Dow closes down 634 points after final plunge
This article was originally on a blog post platform and may be missing photos, graphics or links. See About archive blog posts.
The Dow Jones industrial average finished the day down 634.76 points Monday after a full-day sell-off accelerated in the final hour of trading as investors struggled to absorb Standard & Poor’s decision to downgrade the United States’ credit rating.
[Updated, 1:34 p.m. Aug. 8: This post has been updated to reflect the final closing numbers of the Dow Jones industrial average.]
Investors piled out of stocks and into a few ‘safe havens,’ such as gold and Treasury bonds.

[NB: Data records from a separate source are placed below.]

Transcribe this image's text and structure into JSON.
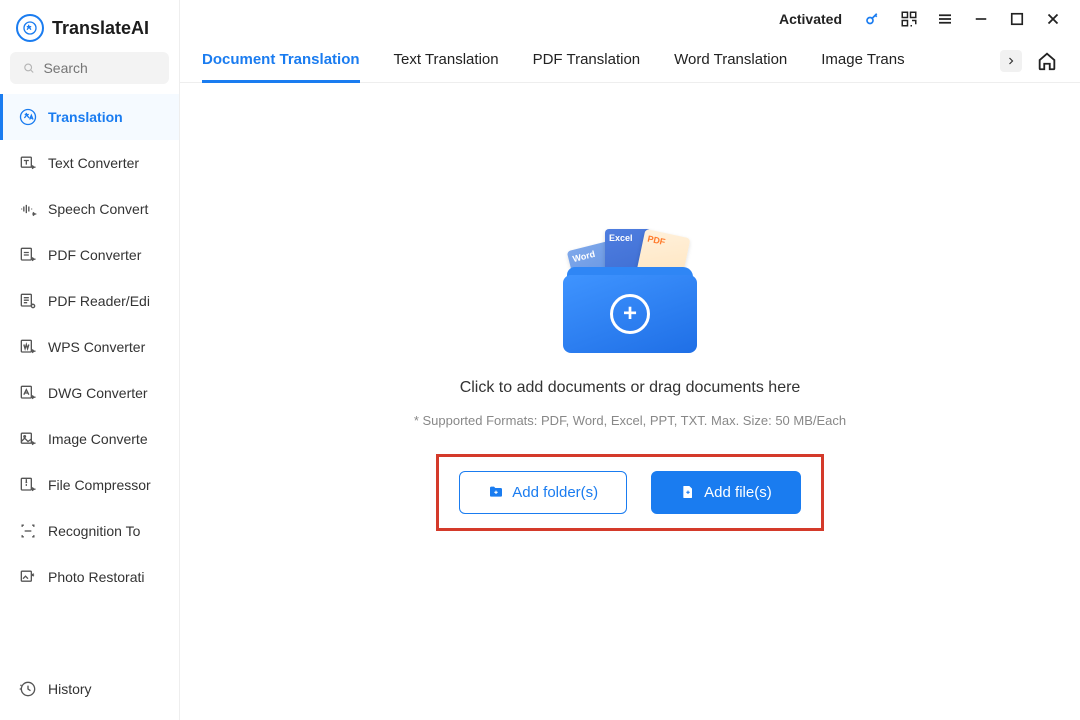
{
  "app": {
    "name": "TranslateAI"
  },
  "search": {
    "placeholder": "Search"
  },
  "sidebar": {
    "items": [
      {
        "label": "Translation"
      },
      {
        "label": "Text Converter"
      },
      {
        "label": "Speech Convert"
      },
      {
        "label": "PDF Converter"
      },
      {
        "label": "PDF Reader/Edi"
      },
      {
        "label": "WPS Converter"
      },
      {
        "label": "DWG Converter"
      },
      {
        "label": "Image Converte"
      },
      {
        "label": "File Compressor"
      },
      {
        "label": "Recognition To"
      },
      {
        "label": "Photo Restorati"
      }
    ],
    "history": {
      "label": "History"
    }
  },
  "titlebar": {
    "activated": "Activated"
  },
  "tabs": [
    {
      "label": "Document Translation"
    },
    {
      "label": "Text Translation"
    },
    {
      "label": "PDF Translation"
    },
    {
      "label": "Word Translation"
    },
    {
      "label": "Image Trans"
    }
  ],
  "dropzone": {
    "doc_labels": {
      "word": "Word",
      "excel": "Excel",
      "pdf": "PDF"
    },
    "hint": "Click to add documents or drag documents here",
    "sub_hint": "* Supported Formats: PDF, Word, Excel, PPT, TXT. Max. Size: 50 MB/Each",
    "add_folder": "Add folder(s)",
    "add_file": "Add file(s)"
  },
  "colors": {
    "accent": "#1a7cf0",
    "highlight_border": "#d43a2a"
  }
}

The appetite for Treasury bonds suggests that the Standard & Poor’s downgrade has not shaken investors’ faith in U.S. bonds.
Market experts said the Monday sell-off was sparked by the S&P announcement but was motivated more by growing concerns about the weakness of the global economy.
‘It’s really all about economics,’ said Mike Norman, the chief financial strategist at John Thomas Financial.
The Dow ended the day down 634.76 points, or 5.5%, to 10,809.85. The broader Standard & Poor’s 500 index fell even more sharply, finishing the day down 79.83 points, or 6.6%, to 1,119.55.
‘It’s been harried,’ said Sal Arnuk, head of Themis Trading, which has its trading floor in Chatham, N.J.
The concern about the U.S. credit rating was amplified when Standard & Poor’s announced Monday morning that it was also downgrading the debt of mortgage giants Fannie Mae and Freddie Mac, which rely on U.S. government guarantees. But traders said much of the pessimism Monday resulted from broader concerns about the economy.
‘I don’t think the S&P announcement is the lead director of the day -- I just think it is the icing on the cake,’ said Jonathan Corpina, a trader on the New York Stock Exchange for Meridian Equity Partners.
Markets have fallen nearly every day for the last two weeks and are now down to levels last reached in September of last year.
With the United States’ credit rating cut by Standard & Poor’s, Treasury bonds might have been expected to lose some of their luster. But investors still appear to be using Treasuries as a haven amid global economic turmoil. The 10-year Treasury bond was trading at a 2.34% yield, down from 2.56% on Friday, indicating that there was heavy demand for the bonds.
Gold, another haven, saw its value rise 3.7% on Monday, to a record $1,710.20 an ounce.